ギフト
数日ぶりに足を踏み入れた302号室は、主を失ってひっそりと冷え切っていた。
真白は、業者の手によって次々と段ボールに詰め込まれていく、咲子の「人生の欠片」たちを、必死に目で追った。ほんの少ししか、彼女との思い出はないはずだった。隣人になって、ほんの数ヶ月。言葉を交わしたのも数えるほどだ。なのに、どうしてこんなにも胸が締め付けられるのだろう。ここにあるすべてが、愛おしくてたまらなかった。
「……あの、これと、これも、いただいていいですか」
真白は、あの夜に咲子がチャイを淹れてくれた、ぽってりと丸い陶器のマグカップを拾い上げた。それから、咲子がいつも着ていた、太陽のように鮮やかなアジアンテイストのカラフルな服。彼女の耳元でいつも楽しげに揺れていた、エキゾチックな大ぶりのピアス。ベランダでひっそりと灯っていた、空き瓶で作られた手作りのライト――。
そして、最後に、棚の隅で埃を被りかけていた、ひび割れた木彫りのゾウをそっと両手で包み込んだ。
「え、そんなもの……本当にいるんですか?」
咲子の姪は、真白が抱え込んだモノたちを見て、隠そうともせずに呆れた目を向けた。
「それ、ただの古いガラクタですよ?……まぁ、こちらは構いませんけど」
「はい。
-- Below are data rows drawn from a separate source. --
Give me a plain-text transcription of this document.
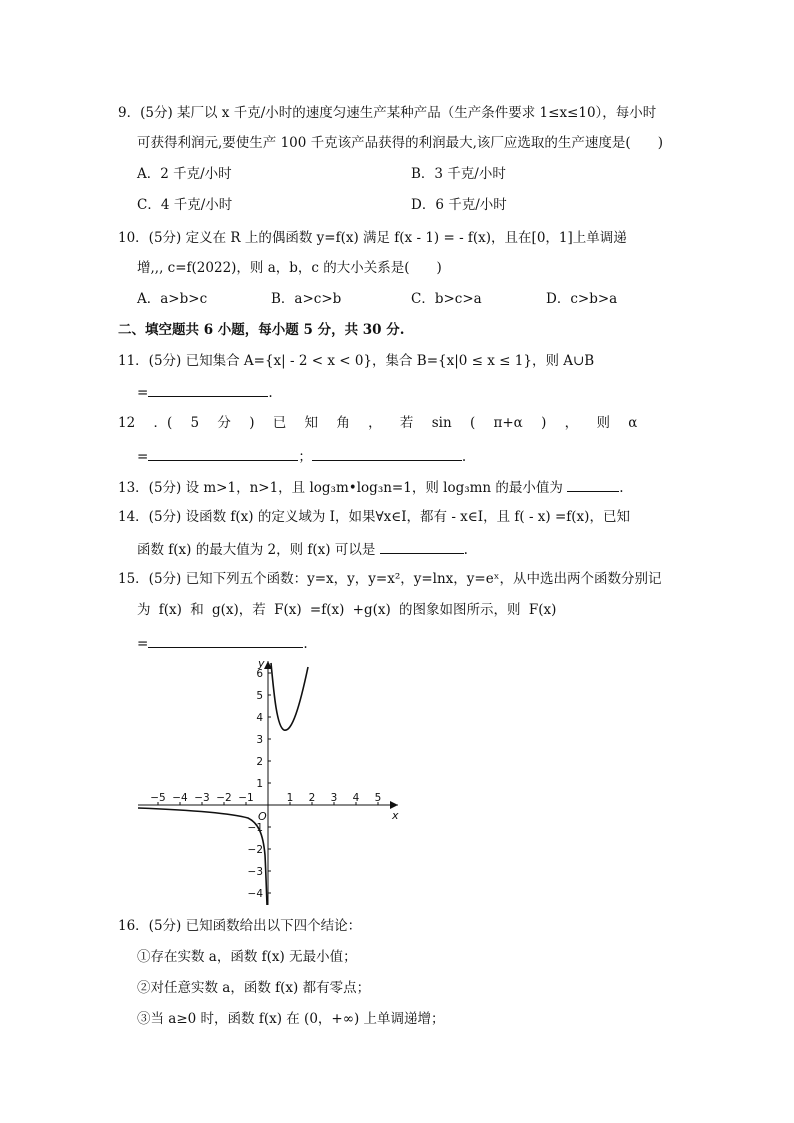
9．(5分) 某厂以 x 千克/小时的速度匀速生产某种产品（生产条件要求 1≤x≤10），每小时
可获得利润元,要使生产 100 千克该产品获得的利润最大,该厂应选取的生产速度是(　　)
A．2 千克/小时	B．3 千克/小时
C．4 千克/小时	D．6 千克/小时
10．(5分) 定义在 R 上的偶函数 y=f(x) 满足 f(x - 1) = - f(x)，且在[0，1]上单调递
增,,, c=f(2022)，则 a，b，c 的大小关系是(　　)
A．a>b>c	B．a>c>b	C．b>c>a	D．c>b>a
二、填空题共 6 小题，每小题 5 分，共 30 分.
11．(5分) 已知集合 A={x| - 2 < x < 0}，集合 B={x|0 ≤ x ≤ 1}，则 A∪B
=	.
12 ．( 5 分 ) 已 知 角 ， 若 sin ( π+α ) ， 则 α
=	；	.
13．(5分) 设 m>1，n>1，且 log₃m•log₃n=1，则 log₃mn 的最小值为	.
14．(5分) 设函数 f(x) 的定义域为 I，如果∀x∈I，都有 - x∈I，且 f( - x) =f(x)，已知
函数 f(x) 的最大值为 2，则 f(x) 可以是	.
15．(5分) 已知下列五个函数：y=x，y，y=x²，y=lnx，y=eˣ，从中选出两个函数分别记
为 f(x) 和 g(x)，若 F(x) =f(x) +g(x) 的图象如图所示，则 F(x)
=	.
−5 −4 −3 −2 −1	1 2 3 4 5
6
5
4
3
2
1
−1
−2
−3
−4
O	x
y
16．(5分) 已知函数给出以下四个结论：
①存在实数 a，函数 f(x) 无最小值；
②对任意实数 a，函数 f(x) 都有零点；
③当 a≥0 时，函数 f(x) 在 (0，+∞) 上单调递增；
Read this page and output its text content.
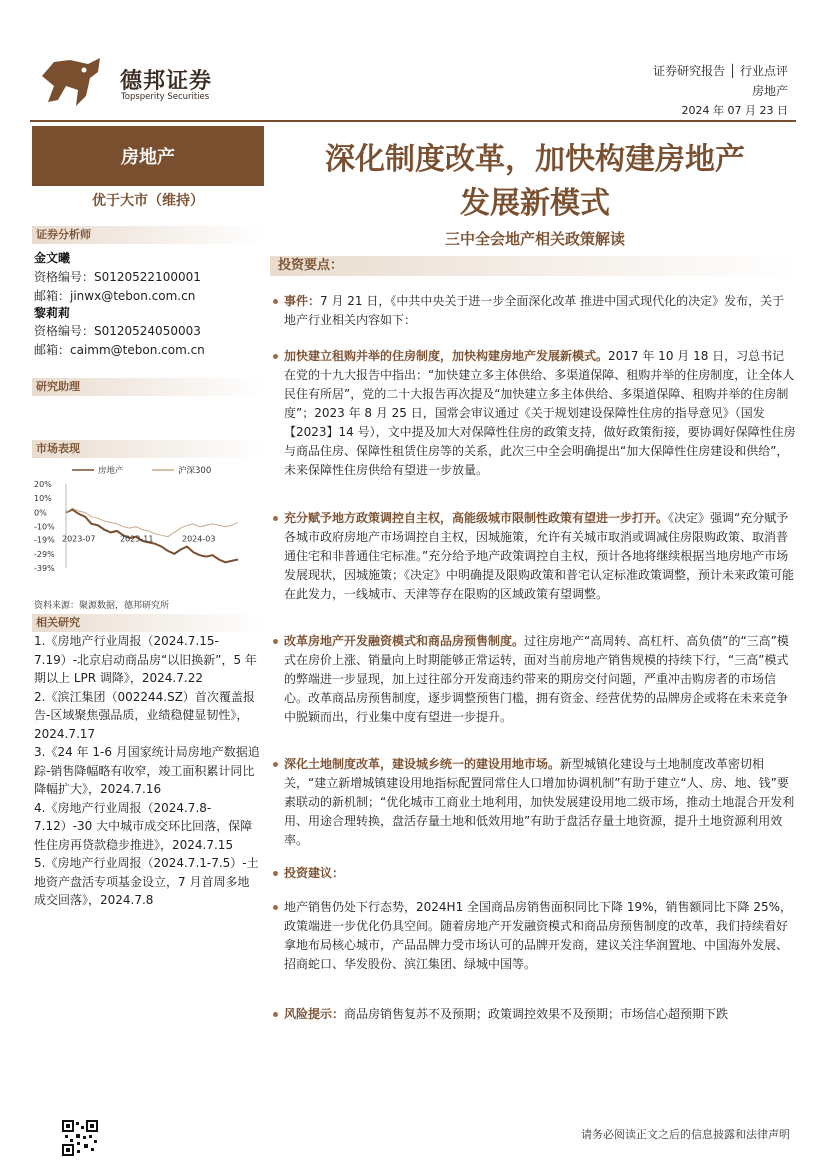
德邦证券
Topsperity Securities
证券研究报告 │ 行业点评
房地产
2024 年 07 月 23 日
房地产
优于大市（维持）
证券分析师
金文曦
资格编号：S0120522100001
邮箱：jinwx@tebon.com.cn
黎莉莉
资格编号：S0120524050003
邮箱：caimm@tebon.com.cn
研究助理
市场表现
房地产	沪深300
20%
10%
0%
-10%
-19%
-29%
-39%
2023-07	2023-11	2024-03
资料来源：聚源数据，德邦研究所
相关研究
1.《房地产行业周报（2024.7.15-7.19）-北京启动商品房“以旧换新”，5 年期以上 LPR 调降》，2024.7.22
2.《滨江集团（002244.SZ）首次覆盖报告-区域聚焦强品质，业绩稳健显韧性》，2024.7.17
3.《24 年 1-6 月国家统计局房地产数据追踪-销售降幅略有收窄，竣工面积累计同比降幅扩大》，2024.7.16
4.《房地产行业周报（2024.7.8-7.12）-30 大中城市成交环比回落，保障性住房再贷款稳步推进》，2024.7.15
5.《房地产行业周报（2024.7.1-7.5）-土地资产盘活专项基金设立，7 月首周多地成交回落》，2024.7.8
深化制度改革，加快构建房地产
发展新模式
三中全会地产相关政策解读
投资要点：
事件：7 月 21 日，《中共中央关于进一步全面深化改革 推进中国式现代化的决定》发布，关于地产行业相关内容如下：
加快建立租购并举的住房制度，加快构建房地产发展新模式。2017 年 10 月 18 日，习总书记在党的十九大报告中指出：“加快建立多主体供给、多渠道保障、租购并举的住房制度，让全体人民住有所居”，党的二十大报告再次提及“加快建立多主体供给、多渠道保障、租购并举的住房制度”；2023 年 8 月 25 日，国常会审议通过《关于规划建设保障性住房的指导意见》（国发【2023】14 号），文中提及加大对保障性住房的政策支持，做好政策衔接，要协调好保障性住房与商品住房、保障性租赁住房等的关系，此次三中全会明确提出“加大保障性住房建设和供给”，未来保障性住房供给有望进一步放量。
充分赋予地方政策调控自主权，高能级城市限制性政策有望进一步打开。《决定》强调“充分赋予各城市政府房地产市场调控自主权，因城施策，允许有关城市取消或调减住房限购政策、取消普通住宅和非普通住宅标准。”充分给予地产政策调控自主权，预计各地将继续根据当地房地产市场发展现状，因城施策；《决定》中明确提及限购政策和普宅认定标准政策调整，预计未来政策可能在此发力，一线城市、天津等存在限购的区域政策有望调整。
改革房地产开发融资模式和商品房预售制度。过往房地产“高周转、高杠杆、高负债”的“三高”模式在房价上涨、销量向上时期能够正常运转，面对当前房地产销售规模的持续下行，“三高”模式的弊端进一步显现，加上过往部分开发商违约带来的期房交付问题，严重冲击购房者的市场信心。改革商品房预售制度，逐步调整预售门槛，拥有资金、经营优势的品牌房企或将在未来竞争中脱颖而出，行业集中度有望进一步提升。
深化土地制度改革，建设城乡统一的建设用地市场。新型城镇化建设与土地制度改革密切相关，“建立新增城镇建设用地指标配置同常住人口增加协调机制”有助于建立“人、房、地、钱”要素联动的新机制；“优化城市工商业土地利用，加快发展建设用地二级市场，推动土地混合开发利用、用途合理转换，盘活存量土地和低效用地”有助于盘活存量土地资源，提升土地资源利用效率。
投资建议：
地产销售仍处下行态势，2024H1 全国商品房销售面积同比下降 19%，销售额同比下降 25%，政策端进一步优化仍具空间。随着房地产开发融资模式和商品房预售制度的改革，我们持续看好拿地布局核心城市，产品品牌力受市场认可的品牌开发商，建议关注华润置地、中国海外发展、招商蛇口、华发股份、滨江集团、绿城中国等。
风险提示：商品房销售复苏不及预期；政策调控效果不及预期；市场信心超预期下跌
请务必阅读正文之后的信息披露和法律声明
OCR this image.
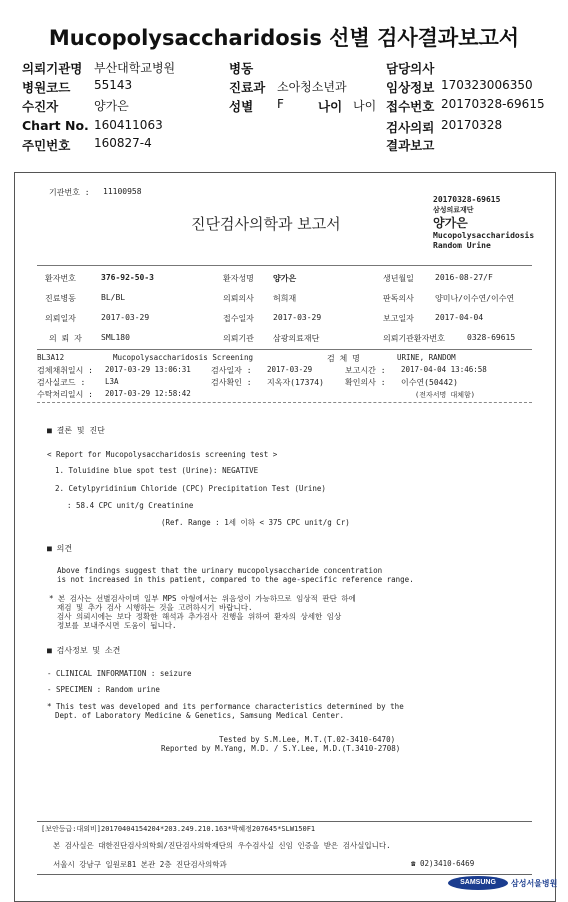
Mucopolysaccharidosis 선별 검사결과보고서
의뢰기관명 부산대학교병원	병동	담당의사
병원코드 55143	진료과 소아청소년과	임상정보 170323006350
수진자	양가은	성별 F	나이 나이 접수번호 20170328-69615
Chart No. 160411063	검사의뢰 20170328
주민번호 160827-4	결과보고
기관번호 : 11100958
진단검사의학과 보고서
20170328-69615
삼성의료재단
양가은
Mucopolysaccharidosis
Random Urine
환자번호	376-92-50-3	환자성명 양가은	생년월일	2016-08-27/F
진료병동	BL/BL	의뢰의사 허희재	판독의사	양미나/이수연/이수연
의뢰일자	2017-03-29	접수일자 2017-03-29	보고일자	2017-04-04
의 뢰 자 SML180	의뢰기관 삼광의료재단	의뢰기관환자번호	0328-69615
BL3A12	Mucopolysaccharidosis Screening	검 체 명	URINE, RANDOM
검체채취일시 : 2017-03-29 13:06:31	검사일자 : 2017-03-29	보고시간 : 2017-04-04 13:46:58
검사실코드 :	L3A	검사확인 : 지옥자(17374)	확인의사 : 이수연(50442)
수탁처리일시 : 2017-03-29 12:58:42	(전자서명 대체함)
■ 결론 및 진단
< Report for Mucopolysaccharidosis screening test >
1. Toluidine blue spot test (Urine): NEGATIVE
2. Cetylpyridinium Chloride (CPC) Precipitation Test (Urine)
: 58.4 CPC unit/g Creatinine
(Ref. Range : 1세 이하 < 375 CPC unit/g Cr)
■ 의견
Above findings suggest that the urinary mucopolysaccharide concentration
is not increased in this patient, compared to the age-specific reference range.
* 본 검사는 선별검사이며 일부 MPS 아형에서는 위음성이 가능하므로 임상적 판단 하에
재검 및 추가 검사 시행하는 것을 고려하시기 바랍니다.
검사 의뢰시에는 보다 정확한 해석과 추가검사 진행을 위하여 환자의 상세한 임상
정보를 보내주시면 도움이 됩니다.
■ 검사정보 및 소견
- CLINICAL INFORMATION : seizure
- SPECIMEN : Random urine
* This test was developed and its performance characteristics determined by the
Dept. of Laboratory Medicine & Genetics, Samsung Medical Center.
Tested by S.M.Lee, M.T.(T.02-3410-6470)
Reported by M.Yang, M.D. / S.Y.Lee, M.D.(T.3410-2708)
[보안등급:대외비]20170404154204*203.249.210.163*박혜정207645*SLW150F1
본 검사실은 대한진단검사의학회/진단검사의학재단의 우수검사실 신임 인증을 받은 검사실입니다.
서울시 강남구 일원로81 본관 2층 진단검사의학과	☎ 02)3410-6469
SAMSUNG	삼성서울병원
私にとっては、大切なものなんです」
これまでの真白なら、他人にそんな「呆れた目」で見られたら、恥ずかしさで消え入りたくなっていただろう。けれど今は、一歩も引かなかった。世間が、親族がこれをゴミと呼ぼうと関係ない。これは、咲子が愛した宝物であり、自分を救ってくれた「最後のギフト」なのだ。
「ありがとうございました……」
真白は頭を下げると、宝物を落とさないようにしっかりと腕に抱え、そそくさと部屋を出て隣の我が家へと帰った。
パタン、とドアを閉める。
白とグレーしかなかった無機質な部屋の一角に、咲子の遺品をそっと並べた。
週末に買った淡いブルーのキャンドルに火を灯す。
揺れるオレンジ色の炎が、カラフルな服を、大ぶりのピアスを、空き瓶のライトを、クッションを、そして木彫りのゾウを優しく浮かび上がらせた。部屋の一角だけが、あの「世界一温かいごみ屋敷」のグラデーションに染まっていく。
真白はキッチンに立ち、買ってきたスパイスティーを取り出した。咲子の手つきを思い出しながら、ミルクと砂糖をたっぷりと入れて、小鍋でコトコトとチャイを淹れる。
甘くスパイシーな香りが部屋を満たしていく。
咲子から譲り受けたマグカップに、温かいチャイを注いだ。
ソファーに座り、両手でマグカップを包み込む。じんわりと手のひらに伝わるぬくもり。
一口、口に含んだ瞬間。
「うっ……、あ……」
堰を切ったように、涙が溢れ出て止まらなくなった。
寂しい。こんなに寂しい。
胸の奥が引きちぎれそうなほど、痛くて、寂しい。
もっと一緒にいたかった。もっと色んな話を聞きたかった。あのごちゃごちゃした部屋で、くだらないことで笑い合って、何度も何度も、一緒にこの温かいチャイを飲みたかった。
「……っ、……っ!」
真白はマグカップをテーブルに置くと、カラフルなクッションに顔をうずめ、子供のように声を上げて泣いた。涙が、ターコイズブルーとオレンジの刺繍を濃く濡らしていく。
役割なんてなくたっていい。完璧じゃなくたっていい。
そう言ってくれた唯一の人は、もういない。
けれど、真白の部屋に灯ったこの鮮やかな色は、もう消えることはなかった。
泣いて、泣いて、涙が枯れるまで泣きながら、真白は咲子が遺してくれた温かい光を、その心に、一生消えない灯火として強く、強く、刻みつけていた。